At Raymond Central High School, students enjoy a salad bar stocked with greens sourced from a classroom a few doors down the hall, and the farmers are their classmates. In Katie Donahue’s plant science course, students oversee the production of vegetables — from germination to harvest — using a collection of hydroponics towers that the school district purchased in 2021. This school year is the first that the towers have been used extensively, and Donahue started the year by asking the school’s lunch staff if the crops produced in the towers could be used in students’ meals.
“I was like, ‘If we grow lettuce and tomatoes and other vegetables, would you put it out on your salad bar?’” Donahue said. “The head of the lunch department said absolutely.” Now, the lettuce grown in an indoor nursery at the school is appearing on lunch trays, and plant science student Aleyna Cuttlers said other kids like the idea of knowing where their food is coming from. As a bonus, the food tastes good.

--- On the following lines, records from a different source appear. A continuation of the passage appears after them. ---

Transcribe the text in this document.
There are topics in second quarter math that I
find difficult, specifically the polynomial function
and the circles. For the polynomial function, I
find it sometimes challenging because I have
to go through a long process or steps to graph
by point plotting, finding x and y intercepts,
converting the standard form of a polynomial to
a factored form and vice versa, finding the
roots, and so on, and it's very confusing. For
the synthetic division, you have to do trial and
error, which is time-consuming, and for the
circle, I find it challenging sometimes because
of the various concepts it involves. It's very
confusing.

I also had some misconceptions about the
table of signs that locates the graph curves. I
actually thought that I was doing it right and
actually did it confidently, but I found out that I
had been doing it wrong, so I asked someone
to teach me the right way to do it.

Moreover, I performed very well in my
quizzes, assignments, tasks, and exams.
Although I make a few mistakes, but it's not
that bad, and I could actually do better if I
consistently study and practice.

The class meets two or three times per week, depending on the block schedule’s rotation. And Donahue said the students make the jaunt from the high school’s CTE wing to its science wing — where the nursery receives sunlight through large, south-facing windows — at least once per class period. Sometimes they’re there for 20 minutes, just topping off the water supply and mineral nutrients. Other times, they spend the entire 90-minute class block harvesting their crops.
In the nursery, four hydroponics towers are operating, and three sit idle as they wait for new repair parts to arrive. Two have plants growing at the moment — one has small lettuce sproutlings that have taken off in the span of a couple of days. The other tower is growing tomatoes, which were planted at the start of the school year.